We are introduced to Zechariah and Elizabeth, chosen by God to play an important role in Jesus’ story. I think we can safely say that neither of them were lukewarm nominal believers. Their credentials meant that they were righteous in the sight of God. Zechariah serving as a priest in the order of Abijah, which can be translated as ‘my Father is Yahweh’, and Elizabeth claiming descendancy from Aaron, God’s original high priest at the time of the Exodus. They walked blamelessly and observed all the commandments. In other words, they were obedient servants of God. Yet, for Zechariah there was an area in his life that resulted in some trust issues.

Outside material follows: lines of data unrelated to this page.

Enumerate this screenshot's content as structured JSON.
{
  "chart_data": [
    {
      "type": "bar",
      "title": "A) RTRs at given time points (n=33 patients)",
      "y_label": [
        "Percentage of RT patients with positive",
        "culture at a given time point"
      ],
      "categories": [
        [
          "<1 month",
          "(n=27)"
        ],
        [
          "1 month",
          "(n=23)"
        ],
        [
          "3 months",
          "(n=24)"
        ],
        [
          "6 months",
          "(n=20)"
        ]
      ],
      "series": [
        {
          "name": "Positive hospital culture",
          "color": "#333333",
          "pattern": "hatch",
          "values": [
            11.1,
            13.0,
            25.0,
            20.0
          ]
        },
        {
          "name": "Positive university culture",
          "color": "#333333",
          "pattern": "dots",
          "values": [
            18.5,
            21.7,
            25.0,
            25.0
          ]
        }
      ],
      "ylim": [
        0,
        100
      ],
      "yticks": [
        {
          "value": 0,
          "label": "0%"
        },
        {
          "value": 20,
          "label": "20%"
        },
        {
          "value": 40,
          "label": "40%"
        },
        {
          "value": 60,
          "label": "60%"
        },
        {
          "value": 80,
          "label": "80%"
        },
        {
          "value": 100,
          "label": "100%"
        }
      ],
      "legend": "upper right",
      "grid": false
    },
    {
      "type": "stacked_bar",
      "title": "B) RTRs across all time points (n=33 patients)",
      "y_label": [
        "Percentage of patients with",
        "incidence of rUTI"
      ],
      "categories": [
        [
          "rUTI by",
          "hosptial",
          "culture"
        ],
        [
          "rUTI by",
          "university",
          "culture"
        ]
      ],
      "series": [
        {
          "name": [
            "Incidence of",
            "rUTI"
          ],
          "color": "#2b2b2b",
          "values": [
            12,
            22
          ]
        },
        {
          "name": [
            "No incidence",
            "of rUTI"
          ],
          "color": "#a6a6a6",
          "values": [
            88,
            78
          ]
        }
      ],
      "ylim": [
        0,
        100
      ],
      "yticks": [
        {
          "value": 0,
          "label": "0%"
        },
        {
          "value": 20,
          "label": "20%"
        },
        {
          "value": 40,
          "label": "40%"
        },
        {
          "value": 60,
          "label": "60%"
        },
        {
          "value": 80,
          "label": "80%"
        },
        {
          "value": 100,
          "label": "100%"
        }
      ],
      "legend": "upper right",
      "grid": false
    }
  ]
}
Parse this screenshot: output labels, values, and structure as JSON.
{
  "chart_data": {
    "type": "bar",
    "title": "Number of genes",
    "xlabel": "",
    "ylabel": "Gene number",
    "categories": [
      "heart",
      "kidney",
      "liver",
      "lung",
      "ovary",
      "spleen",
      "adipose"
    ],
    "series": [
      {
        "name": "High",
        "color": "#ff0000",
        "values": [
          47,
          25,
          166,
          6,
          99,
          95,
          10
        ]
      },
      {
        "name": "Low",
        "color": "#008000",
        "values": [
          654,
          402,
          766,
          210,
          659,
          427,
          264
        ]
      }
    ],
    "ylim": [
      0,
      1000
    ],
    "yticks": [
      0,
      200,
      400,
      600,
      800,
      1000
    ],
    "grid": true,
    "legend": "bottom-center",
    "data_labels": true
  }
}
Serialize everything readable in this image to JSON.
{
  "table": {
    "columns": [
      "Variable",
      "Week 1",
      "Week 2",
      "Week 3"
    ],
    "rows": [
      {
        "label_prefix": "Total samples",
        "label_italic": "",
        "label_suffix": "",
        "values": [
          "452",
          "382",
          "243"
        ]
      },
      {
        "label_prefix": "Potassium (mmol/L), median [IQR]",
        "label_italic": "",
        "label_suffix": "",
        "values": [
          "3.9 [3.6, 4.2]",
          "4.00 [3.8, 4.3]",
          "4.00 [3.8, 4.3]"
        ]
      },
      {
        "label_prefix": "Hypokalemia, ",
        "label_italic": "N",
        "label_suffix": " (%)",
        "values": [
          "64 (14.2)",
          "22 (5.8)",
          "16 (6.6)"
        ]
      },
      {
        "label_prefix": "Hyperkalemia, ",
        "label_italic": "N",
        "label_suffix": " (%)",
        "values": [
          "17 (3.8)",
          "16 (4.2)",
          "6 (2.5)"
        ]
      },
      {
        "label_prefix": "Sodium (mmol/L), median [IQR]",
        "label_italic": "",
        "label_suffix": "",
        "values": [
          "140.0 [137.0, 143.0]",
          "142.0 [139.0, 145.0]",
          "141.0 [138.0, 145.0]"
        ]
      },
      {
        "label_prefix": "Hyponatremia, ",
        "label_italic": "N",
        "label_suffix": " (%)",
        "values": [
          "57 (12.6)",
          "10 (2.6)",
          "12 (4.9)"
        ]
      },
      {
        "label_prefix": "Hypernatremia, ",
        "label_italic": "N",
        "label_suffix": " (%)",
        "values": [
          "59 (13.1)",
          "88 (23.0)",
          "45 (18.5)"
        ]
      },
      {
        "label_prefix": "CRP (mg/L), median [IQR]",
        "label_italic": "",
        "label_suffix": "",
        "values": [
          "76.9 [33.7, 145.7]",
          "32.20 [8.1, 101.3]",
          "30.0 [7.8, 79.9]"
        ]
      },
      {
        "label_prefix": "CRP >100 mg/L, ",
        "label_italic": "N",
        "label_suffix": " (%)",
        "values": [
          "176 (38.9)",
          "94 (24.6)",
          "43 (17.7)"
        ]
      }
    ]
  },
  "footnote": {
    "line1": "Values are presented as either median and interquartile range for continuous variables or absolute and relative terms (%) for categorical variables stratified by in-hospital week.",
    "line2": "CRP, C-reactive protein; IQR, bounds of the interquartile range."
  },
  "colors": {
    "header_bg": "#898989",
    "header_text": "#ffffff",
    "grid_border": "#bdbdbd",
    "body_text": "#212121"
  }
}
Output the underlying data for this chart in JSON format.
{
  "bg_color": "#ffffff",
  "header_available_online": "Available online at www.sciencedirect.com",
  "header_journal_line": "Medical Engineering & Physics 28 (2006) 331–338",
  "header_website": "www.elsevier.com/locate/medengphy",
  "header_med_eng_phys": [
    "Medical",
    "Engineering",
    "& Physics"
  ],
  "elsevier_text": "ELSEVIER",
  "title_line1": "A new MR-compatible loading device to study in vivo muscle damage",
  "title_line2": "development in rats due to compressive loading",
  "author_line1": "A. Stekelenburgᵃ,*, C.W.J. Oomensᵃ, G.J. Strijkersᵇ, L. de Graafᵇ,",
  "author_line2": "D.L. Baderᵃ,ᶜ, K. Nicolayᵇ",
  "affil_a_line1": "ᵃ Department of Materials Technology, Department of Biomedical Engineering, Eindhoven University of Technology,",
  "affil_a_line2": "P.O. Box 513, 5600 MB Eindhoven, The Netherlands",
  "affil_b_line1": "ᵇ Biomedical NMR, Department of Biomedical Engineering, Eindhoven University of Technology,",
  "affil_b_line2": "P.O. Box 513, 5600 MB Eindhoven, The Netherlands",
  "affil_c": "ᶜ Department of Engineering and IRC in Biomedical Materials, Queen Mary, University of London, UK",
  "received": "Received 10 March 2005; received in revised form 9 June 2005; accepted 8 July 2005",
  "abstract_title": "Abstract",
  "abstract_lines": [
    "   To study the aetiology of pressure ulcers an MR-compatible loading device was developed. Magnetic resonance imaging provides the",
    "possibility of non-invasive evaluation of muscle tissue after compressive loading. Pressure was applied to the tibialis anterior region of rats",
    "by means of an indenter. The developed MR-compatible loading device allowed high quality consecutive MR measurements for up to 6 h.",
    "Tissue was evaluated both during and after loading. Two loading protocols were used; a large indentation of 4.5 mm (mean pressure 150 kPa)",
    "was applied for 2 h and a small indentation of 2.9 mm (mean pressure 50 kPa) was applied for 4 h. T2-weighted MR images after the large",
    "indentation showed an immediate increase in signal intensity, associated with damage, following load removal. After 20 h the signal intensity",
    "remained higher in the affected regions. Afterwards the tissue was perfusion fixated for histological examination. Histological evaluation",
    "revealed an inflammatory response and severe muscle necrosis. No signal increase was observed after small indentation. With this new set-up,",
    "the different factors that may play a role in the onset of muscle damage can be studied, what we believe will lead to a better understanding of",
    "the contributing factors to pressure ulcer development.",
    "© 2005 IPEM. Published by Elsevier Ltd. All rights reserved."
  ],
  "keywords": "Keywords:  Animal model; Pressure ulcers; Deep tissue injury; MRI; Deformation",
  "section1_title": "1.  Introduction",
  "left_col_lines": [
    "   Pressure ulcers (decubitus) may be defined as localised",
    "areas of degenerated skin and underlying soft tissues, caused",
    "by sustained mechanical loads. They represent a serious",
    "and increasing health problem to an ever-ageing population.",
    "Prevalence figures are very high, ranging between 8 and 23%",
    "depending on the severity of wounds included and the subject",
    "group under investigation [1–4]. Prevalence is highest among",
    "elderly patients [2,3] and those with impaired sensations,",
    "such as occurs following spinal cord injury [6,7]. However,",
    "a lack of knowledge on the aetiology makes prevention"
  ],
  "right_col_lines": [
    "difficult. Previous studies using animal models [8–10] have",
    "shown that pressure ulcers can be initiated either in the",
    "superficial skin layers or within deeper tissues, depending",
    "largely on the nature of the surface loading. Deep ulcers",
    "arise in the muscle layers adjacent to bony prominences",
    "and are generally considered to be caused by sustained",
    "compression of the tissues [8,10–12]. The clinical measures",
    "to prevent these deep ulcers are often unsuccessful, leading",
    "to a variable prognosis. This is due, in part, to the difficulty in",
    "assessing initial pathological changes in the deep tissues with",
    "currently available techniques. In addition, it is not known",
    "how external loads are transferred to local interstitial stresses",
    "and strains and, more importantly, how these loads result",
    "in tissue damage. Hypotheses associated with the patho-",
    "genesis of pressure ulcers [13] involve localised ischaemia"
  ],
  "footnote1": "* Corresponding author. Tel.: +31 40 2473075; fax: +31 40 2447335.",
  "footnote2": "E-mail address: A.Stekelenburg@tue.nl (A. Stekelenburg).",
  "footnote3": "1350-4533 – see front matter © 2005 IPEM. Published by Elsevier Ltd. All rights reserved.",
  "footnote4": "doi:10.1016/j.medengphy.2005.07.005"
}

We can imagine that for a long time they had tried hard to conceive a child and had prayed to God about it, but no doubt as they grew older they had given up hope that it was likely to happen. So it is fairly reasonable that when Zechariah, alone in the sanctuary and terrified at the sudden appearance of an angel, is told that not only is he going to be a father, but that his child will play a pivotal role in proclaiming the arrival of the Messiah, that his first response is, ‘Are you sure? What proof can you offer for this?’
‘How will I know that this is so? For I am an old man, and my wife is getting on in years.’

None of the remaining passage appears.